「たんぽぽのおうち」を作った理由
たんぽぽクリニックは2000年に在宅医療に特化したクリニックとして開業しました。24時間いつでも対応できる、質の高い在宅医療を地域に提供するために、あえて外来も病床も持ちませんでした。しかし、2016年に16床の病床をオープンしました。入院しても、自宅と同じようにくつろげるように、そして自分のおうちのような温もりがある場所になるようにとの願いを込め、「たんぽぽのおうち」と名付けました。
現在、有床診療所は毎年全国で数百施設ずつ減っており、最近20年間で約三分の一と減少の一途を辿っています。有床診療所が激減している理由は、経営難と人材確保困難が主な理由です。このような背景にもかかわらず、私たちは、なぜあえて有床診療所をオープンしたのでしょうか?
50歳代のがん末期の女性がいました。ご主人と成人した子どもさんたちには障がいがあり、自宅での療養には課題が山積し、ご家族だけでなく、私たち医療者にも不安がありました。自宅での看取りは、介護力の観点からもとうてい無理ではないかと予測していたのです。

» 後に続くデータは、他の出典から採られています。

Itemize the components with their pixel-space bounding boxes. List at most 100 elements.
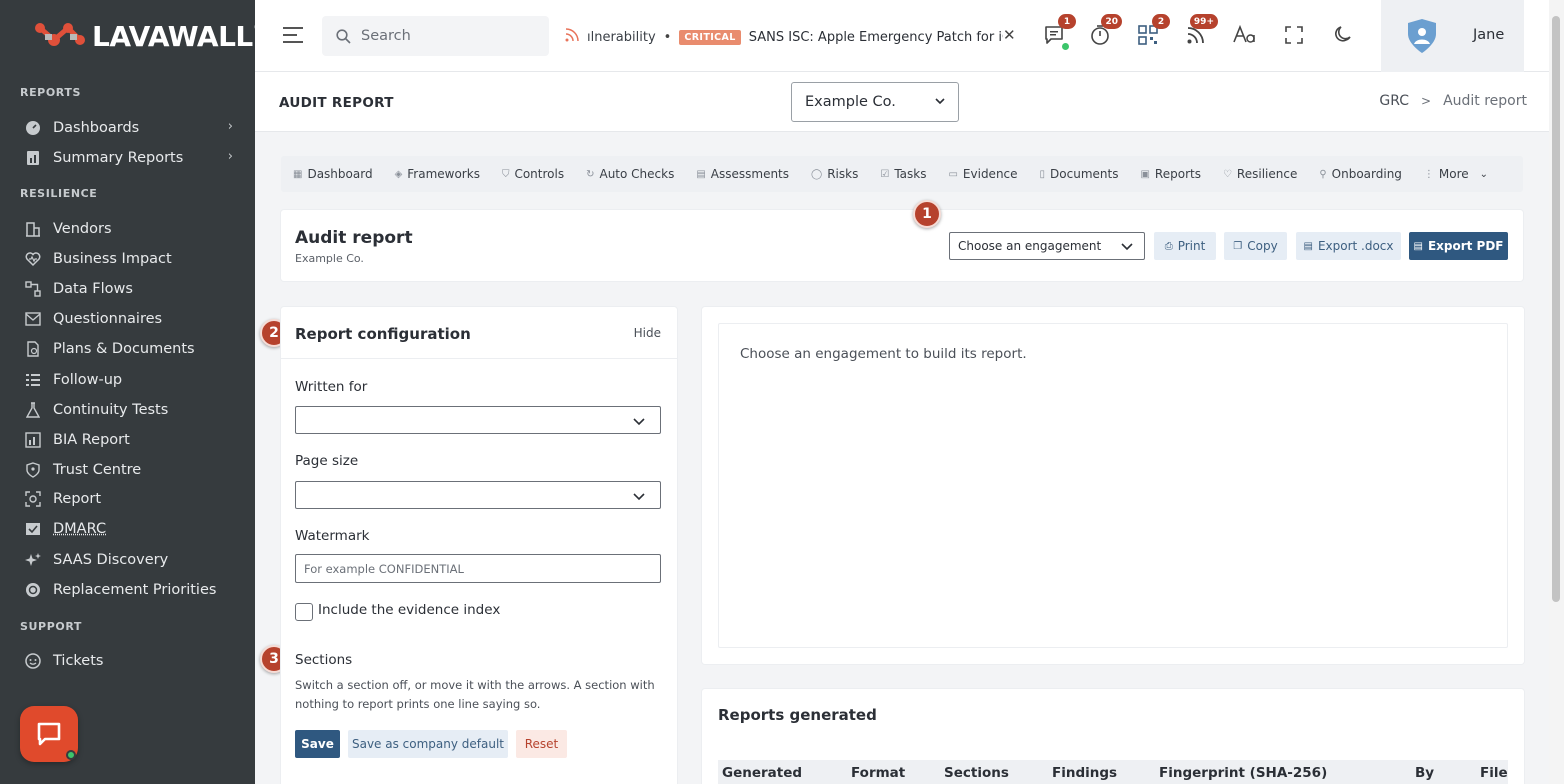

それでも、患者さんの療養生活の不安を少しでも軽減するために、私たちは患者さんへの医療的なかかわりだけではなく、経済的な課題の解決、奥さんが亡くなった後のご家族の生活設計にいたるまで、行政や多事業所・多職種と連携し、ご家族を丸ごとサポートしていました。そんな甲斐もあってか、患者さんの病状は安定し、ご家族からも献身的な介護を受けて、自宅で穏やかな日々を過ごしていました。
お看取りが近づいた時、私たちはご家族だけでは患者さんを支えきれないと判断して、緩和ケア病棟への入院を勧めました。しかし、ご家族は頑として入院を断りました。「先生、入院して新しい人間関係をつくるのは大変なんや!」ご主人の力強い言葉に、私たちはハッとしました。入院するということは、入院先で新たな人間関係を構築しなければならないということ。このご家族にとって、それは想像もつかないほど苦しいことなのだと、ご家族の気持ちにもっと思いを馳せるべきでした。
自宅での看取りが難しい方が病棟へ入院しても、自宅を診療で訪れていた顔馴染みの医師や看護師が、最期まで寄り添って看てあげられるようにしたい。それまで浮かんでは消えていた病床設立計画が、このご主人の一言で動き出したのです。
患者さんとご家族に安心をもたらし、最期の看取りまで支え続ける在宅患者のための病床「たんぽぽのおうち」はこうして誕生したのです。